The S&P 500 energy sector is up over 34% year-to-date. Companies like Exxon and Chevron have been on an absolute tear. On a day when the broader market is down, energy stocks are often the only green on the screen.

So why?

It comes back to oil. The conflict in the Middle East has raised serious concerns about supply disruptions through the Strait of Hormuz — one of the most important chokepoints for global oil shipping. When the market worries that oil supply could be restricted, oil prices go up. And when oil prices go up, energy companies make significantly more money. Their profit margins expand almost automatically.

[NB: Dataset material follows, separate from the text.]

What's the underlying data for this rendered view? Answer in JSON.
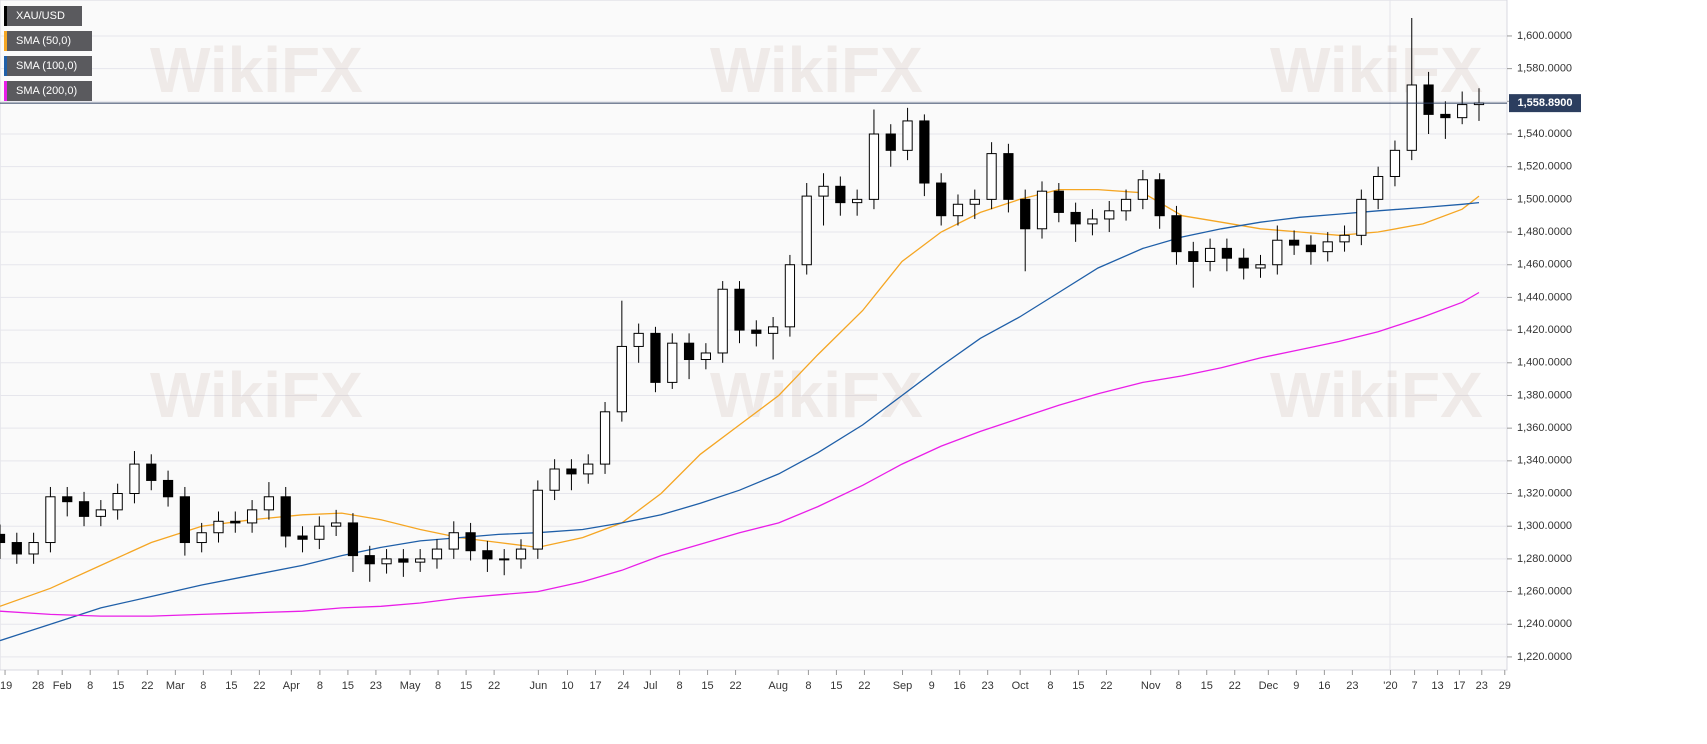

For anyone new to investing, this is one of the most important concepts to get your head around early: sectors don't all move together. When geopolitics disrupts a commodity like oil, it creates winners and losers across the market simultaneously. Energy wins. Airlines lose. Consumer goods companies get squeezed. Understanding those relationships gives you an edge that most casual investors don't have.

So should you buy energy stocks now?

That's the question everyone's asking — and the honest answer is it's complicated.

The easy money in energy has probably already been made. A 34% gain in a few months is enormous. The risk now is that if the Middle East situation resolves faster than expected, oil prices could fall sharply and take energy stocks with them. That kind of reversal can wipe out months of gains in days.

That doesn't mean energy is a bad place to look. It means you need to be selective and aware of the risk you're taking on. Established names with strong balance sheets are a very different proposition to smaller, more speculative energy plays.

Keep the sector on your radar. Watch how the geopolitical situation develops. And remember — buying something because it's already up a lot is one of the most common mistakes new investors make.